< Klaagliederen 5 >
1 Gedenk, HEERE, wat ons geschied is, aanschouw het, en zie onzen smaad aan.
Remember, O Yahweh, what hath befallen us, Look around, and see our reproach:
2 Ons erfdeel is tot de vreemdelingen gewend, onze huizen tot de uitlanders.
Our inheritance, turned over to foreigners, our houses, to aliens.
3 Wij zijn wezen zonder vader, onze moeders zijn als de weduwen.
Orphans, have we become, and fatherless, our mothers, are widows indeed.
4 Ons water moeten wij voor geld drinken; ons hout komt ons op prijs te staan.
Our water—for silver, have we drunk, our wood—for a price, cometh in.
5 Wij lijden vervolging op onze halzen; zijn wij woede, men laat ons geen rust.
Upon our necks, are our pursuers, We labour, and there is allowed us no rest.
6 Wij hebben den Egyptenaar de hand gegeven, en den Assyrier, om met brood verzadigd te worden.
To Egypt, have we stretched out our hand, to Assyria, to be satisfied with bread.
7 Onze vaders hebben gezondigd, en zijn niet meer, en wij dragen hun ongerechtigheden.
Our fathers, sinned, and are not, and, we, their iniquities, have borne.
8 Knechten heersen over ons; er is niemand, die ons uit hun hand rukke.
Slaves, have ruled over us, There is none to set free from their hand.
9 Wij moeten ons brood met gevaar onzes levens halen, vanwege het zwaard der woestijn.
At the risk of our life, do we bring in our bread, because of the sword of the desert.
10 Onze huid is zwart geworden gelijk een oven, vanwege den geweldigen storm des hongers.
Our skin, as with a furnace, is scorched, because of the hot winds of famine.
11 Zij hebben de vrouwen te Sion verkracht, en de jonge dochters in de steden van Juda.

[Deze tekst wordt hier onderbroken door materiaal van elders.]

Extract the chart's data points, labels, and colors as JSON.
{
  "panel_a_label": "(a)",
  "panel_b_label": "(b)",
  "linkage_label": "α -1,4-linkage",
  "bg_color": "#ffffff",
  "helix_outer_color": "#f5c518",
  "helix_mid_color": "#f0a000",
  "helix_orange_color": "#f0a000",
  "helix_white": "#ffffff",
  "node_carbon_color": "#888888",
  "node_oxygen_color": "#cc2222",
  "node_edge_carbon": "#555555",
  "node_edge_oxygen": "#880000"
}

Women—in Zion, were ravished, virgins, in the cities of Judah!
12 De vorsten zijn door hunlieder hand opgehangen; de aangezichten der ouden zijn niet geeerd geweest.
Princes, by their hand, have been hanged, The faces of elders, not honoured.
13 Zij hebben de jongelingen weggenomen, om te malen, en de jongens struikelen onder het hout.
Young men, a millstone, have lifted, and, youths, under wood, have staggered.
14 De ouden houden op van de poort, de jongelingen van hun snarenspel.
Elders, from the gates, have ceased. Young men, from their music.
15 De vreugde onzes harten houdt op, onze rei is in treurigheid veranderd.
Ceased hath the joy of our hearts, Changed to mourning, our dance.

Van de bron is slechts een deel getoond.